Post lunch, Mr. PV Surendran, appearing for Kisan Sabha (intervenors) began his arguments. He argued that the Aadhaar Act is irrational and violates Article 14. He referred to an article which talks about the Brandon Mayfield fingerprints incident where FBI stood exposed on its fingerprint claims. Sikri J wondered if they can rely on this article, as the Union will show many that prove the contrary. Mr. Surendran replied that it is the duty of the Court to examine both opinions and conclude. He then referred to a study by Dr. Hans Varghese Mathews, titled “Flaws in the UIDAI process”, (published in the Economic and Political Weekly, (February 26th 2016, LI No. 9)). This said that at any point the minimum failure rate of deduplication will be 1 in 121. Mr. Surendran argued that in view of India’s population figures, this is a huge number. This point is enough to render the project irrational. He concluded by pointing to two other features of the Aadhaar Act that aggravate the aspect of irrationality: No opportunity to opt-out, and total absence of control over his/her own data by the citizen.

 

Next Mr. CU Singh began arguing on behalf of Beghar Foundation and Nagarik Chetana Manch. He referred to the Article in the Convention on the Rights of the Child that guarantees a child’s privacy rights and the POCSO Act that gave this Convention legislative recognition. Relying on the principle of ‘fresh start’ under the Juvenile Justice Act, he argued, a child has no power or duty to bind herself to anything.
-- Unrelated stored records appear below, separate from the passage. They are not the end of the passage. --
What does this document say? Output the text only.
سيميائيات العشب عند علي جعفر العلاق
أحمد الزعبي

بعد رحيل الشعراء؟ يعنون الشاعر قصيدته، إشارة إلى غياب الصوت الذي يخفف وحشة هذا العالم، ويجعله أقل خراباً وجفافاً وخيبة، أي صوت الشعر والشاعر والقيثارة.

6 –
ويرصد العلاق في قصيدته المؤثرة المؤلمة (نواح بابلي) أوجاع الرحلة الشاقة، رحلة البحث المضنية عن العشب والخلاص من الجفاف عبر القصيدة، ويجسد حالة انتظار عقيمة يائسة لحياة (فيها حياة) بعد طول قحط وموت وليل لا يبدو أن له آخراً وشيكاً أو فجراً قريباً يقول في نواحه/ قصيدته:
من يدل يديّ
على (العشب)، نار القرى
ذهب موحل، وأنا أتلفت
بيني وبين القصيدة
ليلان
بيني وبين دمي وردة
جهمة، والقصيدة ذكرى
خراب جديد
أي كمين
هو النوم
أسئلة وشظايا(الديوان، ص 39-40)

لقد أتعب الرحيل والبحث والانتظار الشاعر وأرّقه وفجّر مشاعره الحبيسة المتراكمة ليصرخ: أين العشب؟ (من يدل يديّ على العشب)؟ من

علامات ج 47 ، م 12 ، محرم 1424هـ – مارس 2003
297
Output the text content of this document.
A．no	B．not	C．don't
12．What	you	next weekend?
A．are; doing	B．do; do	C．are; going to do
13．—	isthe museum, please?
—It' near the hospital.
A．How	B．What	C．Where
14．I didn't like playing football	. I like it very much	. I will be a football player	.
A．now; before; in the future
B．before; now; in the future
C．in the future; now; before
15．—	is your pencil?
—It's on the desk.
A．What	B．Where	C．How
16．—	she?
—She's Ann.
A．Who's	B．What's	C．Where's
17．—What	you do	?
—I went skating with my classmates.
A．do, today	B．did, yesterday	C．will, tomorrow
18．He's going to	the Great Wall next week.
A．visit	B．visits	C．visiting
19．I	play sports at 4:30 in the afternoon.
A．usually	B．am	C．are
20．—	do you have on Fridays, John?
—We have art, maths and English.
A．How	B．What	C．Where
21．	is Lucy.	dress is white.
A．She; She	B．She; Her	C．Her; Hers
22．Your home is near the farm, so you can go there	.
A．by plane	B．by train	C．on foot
Thus, in the absence of compelling state interest, mandating Aadhaar linkages amounts to demanding an unconstitutional waiver of rights. He pointed out the absurdity of taking heel prints of infants. Moreover, the Aadhaar Act makes 21A subject to a legislation subordinate to the Constitution. He concluded by stating that this case deals with personal data jurisprudence. The Act has created an architecture that makes personal data a resource.

 

Next, Mr. Sanjay Hegde began arguing. He represents Mr. John Abraham, whose son was denied college admission because he did not have Aadhaar and did not want Aadhaar for religious reasons. Mr. Hegde argued that Aadhaar violates Article 25. He read excerpts from the “Book of Revelations” and contended that Mr. Abraham cannot enroll for the Aadhaar in good faith. Thus there has to be an exception for conscientious objectors. Article 25 contains two distinct rights – freedom of conscience, and freedom of religion – and both must be protected. He then read excerpts of Vivian Bose J in Krishnan v State of Madras to drive home the point on proportionality. He concluded by voicing his hope in the Court that it will decide in favour of the freedom of citizens.

 

Next, Ms. Jayna Kothari began her arguments. She is representing Swatantra, a non-governmental organisation that works for the rights of transgenders and sexual minorities. She argued that the Aadhaar Act discriminates against sexual minorities. With respect to transgenders, demographic information is a major issue. While the issue with biometric information has been argued at length, not much has been argued on demographic information and its implications. Aadhaar is being made mandatory for almost everything, but at the same time, people from the transgender community are not able to get Aadhaar because they do not have gender identity documents that Aadhaar requires. The Aadhaar is unclear on gender identity. The form has an option of ‘third gender’, but there is no uniformity across the board, and one is required to produce other documents to get an Aadhaar, some of which may not have the option of ‘third gender’. Non-recognition leads to denial of benefits. Thus, Aadhaar is both discriminatory as well as a violation of privacy. She cited the Philippines Supreme Court decision of Ople v. Torres which struck down an administrative order for a biometric identification system.

 

At the very end of the day, Mr. Prasanth Sugathan pointed out that the authorities are not sensitive to the fact that NRIs are ineligible to get an Aadhaar number. There is no rule of law qua NRIs. Mr. Napinnai pointed out that the Aadhaar makes India’s cyberspace vulnerable and threatens national security by making digital ghettoisation possible.

 

With that, the petitioners have concluded their arguments.

The respondents will begin arguments tomorrow March 21st 2018.